Green, who earned his undergraduate degree at the University of New York at Stonybrook, and his master’s and Ph.D. at the University of Massachusetts, all in anthropology, came to Monmouth University from Clarion University, a state school, in western Pennsylvania. He was dean of arts and sciences for 10 years there, and last year served as interim provost and vice president for academic affairs. Before that he taught for 18 years at the University of South Carolina where he was a professor of anthropology and chairman of the anthropology department for his last five years there.

Green said he was aware of Monmouth when he was growing up in New York — in Brooklyn, Queens and then the suburbs of Long Island after being born in Manhattan — and was following sports. He said he was attracted to his present position "because the university, I think, is really poised to go to the next level. There’s a new president, the university is in great shape financially, and it has a strong faculty and strong student body." He describes Paul G. Gaffney II, the president, as "a very charismatic, visionary leader" who "really sets the table" and has pointed him in certain directions.

"I intend to enhance all areas of the humanities and social science," Green said. "That’s what I was brought in to do, and that’s what I’m looking forward to doing."

Green said Gaffney told him he wants him to place a high priority on developing the arts.

"So I’ll be doing that for sure," he reported. "He has a great interest in theater and music and visual art. And there’s great potential here. It’s already a good program and has even better potential."

Related to that, Green said he’s working on ways to better exhibit the university’s permanent art collection.

Green, who strums a little guitar, also wants to bring in folk music to add to Monmouth’s concert repertoire. He particularly wants to bring in some Irish and English folk musicians he has gotten acquainted with over the years of his digs in Ireland.

Green also is working with a brand new program at Monmouth called "Marine and Environmental Science and Policy," which is jointly administered by the School of Social Sciences, which falls into his bailiwick, and the School of Science and Technology.

Gaffney, a retired Navy vice admiral and former president of the National Defense University in Washington, D.C., made bringing marine science on campus a priority.

Green also pointed out the addition of courses in Arabic, Hebrew and Portuguese this fall.

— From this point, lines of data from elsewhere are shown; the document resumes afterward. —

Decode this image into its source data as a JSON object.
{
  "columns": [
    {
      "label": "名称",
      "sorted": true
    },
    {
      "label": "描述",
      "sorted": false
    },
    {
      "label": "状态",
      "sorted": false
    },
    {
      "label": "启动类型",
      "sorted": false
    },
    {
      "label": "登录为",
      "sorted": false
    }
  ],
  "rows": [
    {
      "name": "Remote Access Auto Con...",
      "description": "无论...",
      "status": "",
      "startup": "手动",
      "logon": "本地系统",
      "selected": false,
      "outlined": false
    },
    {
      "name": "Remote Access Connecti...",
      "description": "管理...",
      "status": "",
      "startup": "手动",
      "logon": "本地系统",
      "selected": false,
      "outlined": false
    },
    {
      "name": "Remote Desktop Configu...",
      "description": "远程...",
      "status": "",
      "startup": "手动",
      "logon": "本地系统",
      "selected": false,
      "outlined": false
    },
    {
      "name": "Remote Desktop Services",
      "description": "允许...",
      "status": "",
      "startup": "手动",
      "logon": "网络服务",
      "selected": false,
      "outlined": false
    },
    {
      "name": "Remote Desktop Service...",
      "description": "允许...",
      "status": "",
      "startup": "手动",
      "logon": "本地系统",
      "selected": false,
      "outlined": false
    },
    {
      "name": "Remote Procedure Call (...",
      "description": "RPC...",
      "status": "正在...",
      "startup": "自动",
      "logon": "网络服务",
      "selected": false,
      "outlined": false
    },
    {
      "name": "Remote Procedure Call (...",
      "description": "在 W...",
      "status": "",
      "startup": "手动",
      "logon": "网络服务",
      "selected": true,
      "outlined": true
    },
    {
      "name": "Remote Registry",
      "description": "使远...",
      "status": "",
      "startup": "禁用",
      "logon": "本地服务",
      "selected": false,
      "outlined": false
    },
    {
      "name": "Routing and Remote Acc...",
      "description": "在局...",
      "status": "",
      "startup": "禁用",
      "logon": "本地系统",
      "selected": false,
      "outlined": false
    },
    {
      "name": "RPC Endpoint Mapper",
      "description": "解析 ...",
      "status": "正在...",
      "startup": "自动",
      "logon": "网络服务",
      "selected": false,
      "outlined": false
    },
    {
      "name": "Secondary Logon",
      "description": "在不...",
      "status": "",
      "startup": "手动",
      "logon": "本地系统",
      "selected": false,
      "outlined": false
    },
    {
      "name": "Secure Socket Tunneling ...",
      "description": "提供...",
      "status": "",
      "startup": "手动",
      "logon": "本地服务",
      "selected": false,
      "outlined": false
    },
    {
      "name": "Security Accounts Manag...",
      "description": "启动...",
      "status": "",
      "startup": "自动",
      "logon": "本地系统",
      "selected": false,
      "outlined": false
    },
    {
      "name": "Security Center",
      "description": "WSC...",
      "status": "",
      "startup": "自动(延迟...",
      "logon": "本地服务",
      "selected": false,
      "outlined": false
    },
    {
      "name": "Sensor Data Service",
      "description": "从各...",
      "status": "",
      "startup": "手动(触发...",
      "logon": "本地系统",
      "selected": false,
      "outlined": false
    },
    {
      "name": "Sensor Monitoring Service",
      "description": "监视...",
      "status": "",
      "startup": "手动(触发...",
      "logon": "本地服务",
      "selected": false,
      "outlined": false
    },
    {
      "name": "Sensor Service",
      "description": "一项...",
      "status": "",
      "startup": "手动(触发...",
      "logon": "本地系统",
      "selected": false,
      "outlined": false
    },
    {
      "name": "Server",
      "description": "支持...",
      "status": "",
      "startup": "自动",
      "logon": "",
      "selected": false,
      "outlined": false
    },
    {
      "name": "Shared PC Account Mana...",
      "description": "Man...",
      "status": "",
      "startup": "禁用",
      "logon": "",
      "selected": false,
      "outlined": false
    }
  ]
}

"It’s not hard to figure out why American students have to learn other languages," he said. "We live in a shrinking world, and live in a world where we have to try to understand it better, and languages allow you to communicate."

And that’s just for starters.

"I’ll be working in all areas in the humanities and social sciences to make them all better," he said. "I have good ideas. There are good people here, and there are good programs."

Green also plans to continue pursuing his research and interest in baseball.

His team? The Yankees!

"I’m a Yankees fan — been one all my life," he reported. "I like the Mets all right. They came along a little bit later in my life. My first baseball game was at Ebbetts Field, seeing the Dodgers. I’m guessing it was around 1955, shortly before they moved to L.A.

"I’m one of those people who never forgave them for leaving the city."